Sen Hakkari’den gittin ve benden bittin derken kar çiçekleri gözüküyor. Allah kahretsin, seni tam unuttum derken kar çiçeği kış güneşiyle bakışıyor ve bizim sevdamız yeniden yeşeriyor. Çünkü sen benim kar çiçeğimdin ya…
SANA SEVDAM…: Sana sevdam gece yarısı uykuda yakalayan deprem çığlığında,
Sana sevdam yavrusunu toprağa veren çaresiz babanın gözyaşlarında…
Sana sevdam yoğun bakıma alınan bir hastaya son bakışta,
Sana sevdam işsiz bir garibanın sıcak bir çorbası olmayan sofrasında,
Sana sevdam zorla evlendirilen bir genç kızın giydiği gelinliğin kuşağında,
Sana sevdam sırtında yük taşıyan bir hamalın alın terinde,
Sana sevdam kitabı yasaklanan bir yazarın sigara dumanında,
Sana sevdam oyuncağını kaybetmiş bir çocuğun ağlamasında,
Sama sevdam sonbahar gibi, ölüm gibi, gidişin gibi zor…

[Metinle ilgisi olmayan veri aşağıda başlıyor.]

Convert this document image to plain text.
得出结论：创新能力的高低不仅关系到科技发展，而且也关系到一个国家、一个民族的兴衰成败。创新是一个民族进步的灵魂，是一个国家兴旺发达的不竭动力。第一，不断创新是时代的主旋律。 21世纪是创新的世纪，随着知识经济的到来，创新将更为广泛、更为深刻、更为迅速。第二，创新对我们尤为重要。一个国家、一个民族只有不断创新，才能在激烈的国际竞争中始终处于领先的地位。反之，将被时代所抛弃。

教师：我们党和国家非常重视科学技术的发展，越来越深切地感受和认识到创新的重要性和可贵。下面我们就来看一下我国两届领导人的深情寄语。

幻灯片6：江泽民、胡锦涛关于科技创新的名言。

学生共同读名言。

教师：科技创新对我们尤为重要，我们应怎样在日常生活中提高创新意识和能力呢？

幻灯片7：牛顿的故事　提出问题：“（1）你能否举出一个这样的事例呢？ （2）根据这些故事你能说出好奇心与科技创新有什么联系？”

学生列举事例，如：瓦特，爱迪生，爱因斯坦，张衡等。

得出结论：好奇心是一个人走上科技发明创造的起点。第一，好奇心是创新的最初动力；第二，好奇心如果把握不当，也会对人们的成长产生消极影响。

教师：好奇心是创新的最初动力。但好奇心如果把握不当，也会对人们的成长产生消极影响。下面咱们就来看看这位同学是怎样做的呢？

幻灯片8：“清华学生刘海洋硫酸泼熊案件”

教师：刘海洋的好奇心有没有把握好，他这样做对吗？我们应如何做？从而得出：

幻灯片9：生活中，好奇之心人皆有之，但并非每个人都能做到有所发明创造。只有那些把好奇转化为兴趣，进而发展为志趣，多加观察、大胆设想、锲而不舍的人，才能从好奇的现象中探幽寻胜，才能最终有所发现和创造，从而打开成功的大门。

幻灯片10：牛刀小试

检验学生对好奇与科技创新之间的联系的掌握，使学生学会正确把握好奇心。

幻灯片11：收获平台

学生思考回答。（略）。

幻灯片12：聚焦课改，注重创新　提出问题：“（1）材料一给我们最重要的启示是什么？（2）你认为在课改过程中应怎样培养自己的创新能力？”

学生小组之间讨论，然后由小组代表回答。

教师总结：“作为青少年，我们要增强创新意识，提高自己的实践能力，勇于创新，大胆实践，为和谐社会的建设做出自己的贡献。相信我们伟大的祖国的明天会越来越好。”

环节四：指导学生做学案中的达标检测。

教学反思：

MERHABA HÜZÜN !: Yaşadığım ayrılık acısına tanıklık yapan kentime ve beni yakıp küllerimi savuran , bırakıp da giden “vefasız sevgiliye” isyan ederek başlıyorum yeni bir güne. Depremler hiç eksilmedi zavallı yüreğimde. Dertlerim ve mutsuzluğum yara almadan kurtulurken yine mutluluğum ve umudum kaldı enkaz altında.
Aşk dolu kalbimde kavgalar hiç bitmedi. Kalbimin orta doğusunda ben Filistin oldum o İsrail. Kayıplar veren, yara alan yine hep ben oldum. Ceset ceset duygular kustum hep bu savaşta.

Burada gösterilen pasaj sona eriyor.